25 years of Rollercoaster Tycoon

A photo of The Big One, a rollercoaster at Blackpool Pleasure Beach

Last week, the game Rollercoaster Tycoon turned 25 years old. There’s a good retrospective from The Guardian, including interviews with two people who played the game in their youth and who now design rollercoasters, and the game’s designer, Chris Sawyer. Whilst its graphics felt dated even in 1999, it was well-received at the time and was a game that allowed plenty of flexibility with each scenario.

I have fond memories of playing Rollercoaster Tycoon – indeed, I spent much of the summer of 1999 playing through the various scenarios. And of course, I ended up buying both expansions, which added additional scenarios and new rides.

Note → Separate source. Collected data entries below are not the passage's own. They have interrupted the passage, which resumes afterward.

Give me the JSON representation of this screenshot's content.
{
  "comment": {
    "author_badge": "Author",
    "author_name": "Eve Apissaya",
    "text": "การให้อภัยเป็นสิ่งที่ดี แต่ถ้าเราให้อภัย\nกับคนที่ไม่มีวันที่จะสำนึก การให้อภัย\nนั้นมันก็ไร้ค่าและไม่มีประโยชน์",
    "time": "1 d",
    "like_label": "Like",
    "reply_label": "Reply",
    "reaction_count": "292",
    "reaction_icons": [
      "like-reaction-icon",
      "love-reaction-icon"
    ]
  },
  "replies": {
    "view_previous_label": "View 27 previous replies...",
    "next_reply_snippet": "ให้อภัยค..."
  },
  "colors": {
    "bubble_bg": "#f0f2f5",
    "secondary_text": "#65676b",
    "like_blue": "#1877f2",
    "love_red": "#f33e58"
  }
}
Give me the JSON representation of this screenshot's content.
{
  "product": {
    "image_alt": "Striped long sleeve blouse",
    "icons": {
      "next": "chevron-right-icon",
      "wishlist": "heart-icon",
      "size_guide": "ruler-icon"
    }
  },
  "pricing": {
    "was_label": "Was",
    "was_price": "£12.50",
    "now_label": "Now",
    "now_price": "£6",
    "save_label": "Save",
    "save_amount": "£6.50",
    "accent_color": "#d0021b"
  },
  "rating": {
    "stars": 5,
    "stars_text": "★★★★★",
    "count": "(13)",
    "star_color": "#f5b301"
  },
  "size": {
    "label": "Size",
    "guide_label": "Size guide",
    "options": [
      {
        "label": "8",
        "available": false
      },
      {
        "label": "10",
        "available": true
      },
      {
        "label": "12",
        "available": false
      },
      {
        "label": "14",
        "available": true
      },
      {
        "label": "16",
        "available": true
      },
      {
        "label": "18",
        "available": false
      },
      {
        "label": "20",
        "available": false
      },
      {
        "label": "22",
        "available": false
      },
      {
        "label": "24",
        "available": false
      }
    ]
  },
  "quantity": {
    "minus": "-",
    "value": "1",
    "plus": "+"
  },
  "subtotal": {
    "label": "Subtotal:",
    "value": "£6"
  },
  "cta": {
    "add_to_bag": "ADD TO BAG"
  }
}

Rollercoaster Tycoon was the second of Chris Sawyer’s games that I played extensively. I also spent many hours playing Transport Tycoon, which was released in 1994 and came on floppy disks. It’s notable that Sawyer wrote most of the code for his games in Assembly, which meant that the games were light on system resources but also hard to port to other platforms.

More recently, I’ve played the open source clone, OpenTTD, which works on modern computers. And there’s OpenRCT2, which is an open source re-implementation of Rollercoaster Tycoon 2, although it uses the original data files.

Of course, realising that Rollercoaster Tycoon is now 25 years old is another sign that I’m getting old.